Следующим днём лесная поляна была полна гостей. Весь до единого ученика третий класс, спасший галчонка от коварного ястреба, пришел на поляну. Они уже слышали по телевизору из новостей, что звери, непонятно как, одновременно, все разом разбежались из зоопарка кто куда. Они подозревали, чьих рук это дело! Перехитрил мудрый Кляк больших, злых людей. Распустил он всех зверей на волю вольную. Нарушил он, конечно же, чуть-чуть, ну, самую-самую малость космический кодекс – нельзя вмешиваться в жизнь обитателей других планет. Ничего он не смог с собой поделать! Чудовищную несправедливость он видел в содержании в клетках землян землянами. Не мог он оставить в беде бедных животных.

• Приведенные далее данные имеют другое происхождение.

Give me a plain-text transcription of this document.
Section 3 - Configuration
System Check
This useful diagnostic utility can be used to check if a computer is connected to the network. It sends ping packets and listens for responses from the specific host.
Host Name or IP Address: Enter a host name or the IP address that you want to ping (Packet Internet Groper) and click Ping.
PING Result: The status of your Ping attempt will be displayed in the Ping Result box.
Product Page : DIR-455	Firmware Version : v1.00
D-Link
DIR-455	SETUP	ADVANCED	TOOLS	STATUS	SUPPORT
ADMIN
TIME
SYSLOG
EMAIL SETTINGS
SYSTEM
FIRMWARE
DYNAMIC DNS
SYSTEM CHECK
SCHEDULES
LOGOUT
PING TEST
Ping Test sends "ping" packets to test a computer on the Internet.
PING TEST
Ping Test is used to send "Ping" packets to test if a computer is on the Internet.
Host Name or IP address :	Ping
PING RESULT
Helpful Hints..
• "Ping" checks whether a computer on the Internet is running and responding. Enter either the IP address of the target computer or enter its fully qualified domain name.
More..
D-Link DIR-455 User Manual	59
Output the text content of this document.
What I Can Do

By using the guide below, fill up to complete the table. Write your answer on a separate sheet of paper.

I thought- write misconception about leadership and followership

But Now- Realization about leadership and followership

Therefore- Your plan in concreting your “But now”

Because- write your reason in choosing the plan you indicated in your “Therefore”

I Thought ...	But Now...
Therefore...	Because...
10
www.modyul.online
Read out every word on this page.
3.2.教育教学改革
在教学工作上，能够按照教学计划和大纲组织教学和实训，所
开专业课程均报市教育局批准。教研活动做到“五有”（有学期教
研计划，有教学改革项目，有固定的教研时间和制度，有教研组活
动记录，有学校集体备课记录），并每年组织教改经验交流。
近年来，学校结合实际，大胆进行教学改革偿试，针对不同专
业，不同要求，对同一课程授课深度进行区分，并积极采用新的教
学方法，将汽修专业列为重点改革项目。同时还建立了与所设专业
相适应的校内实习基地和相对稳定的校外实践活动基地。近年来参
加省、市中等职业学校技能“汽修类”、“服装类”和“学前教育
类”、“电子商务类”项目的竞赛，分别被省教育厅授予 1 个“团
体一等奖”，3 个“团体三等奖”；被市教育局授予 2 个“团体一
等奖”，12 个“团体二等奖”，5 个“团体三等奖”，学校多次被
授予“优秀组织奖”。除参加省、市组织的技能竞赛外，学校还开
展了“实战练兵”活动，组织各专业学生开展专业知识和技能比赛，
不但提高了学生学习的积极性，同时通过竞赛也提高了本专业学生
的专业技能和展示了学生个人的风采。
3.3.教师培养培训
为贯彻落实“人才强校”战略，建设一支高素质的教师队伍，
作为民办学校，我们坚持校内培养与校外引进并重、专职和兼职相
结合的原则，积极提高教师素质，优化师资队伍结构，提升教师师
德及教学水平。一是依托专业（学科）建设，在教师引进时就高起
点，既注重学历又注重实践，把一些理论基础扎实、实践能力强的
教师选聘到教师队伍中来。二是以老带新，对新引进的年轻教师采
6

Маленькие человечки перемешались по всей поляне. В разные игры играли. Кто в жмурки, кто в ляпы, кто в чехарду. Галчонок сидел на самом почётном месте: в центре поляны, на пенёчке. Для него, наверное, сегодня был самый счастливый день в его жизни. И совсем даже вовсе не оттого, что он спасся, а оттого, что ему так много есть, о чём рассказать своим друзьям. Счастливый он болтал, болтал, болтал без умолку.

– Я вам ещё не говорил, что вы говорите, вы много потеряли, так вот слушайте.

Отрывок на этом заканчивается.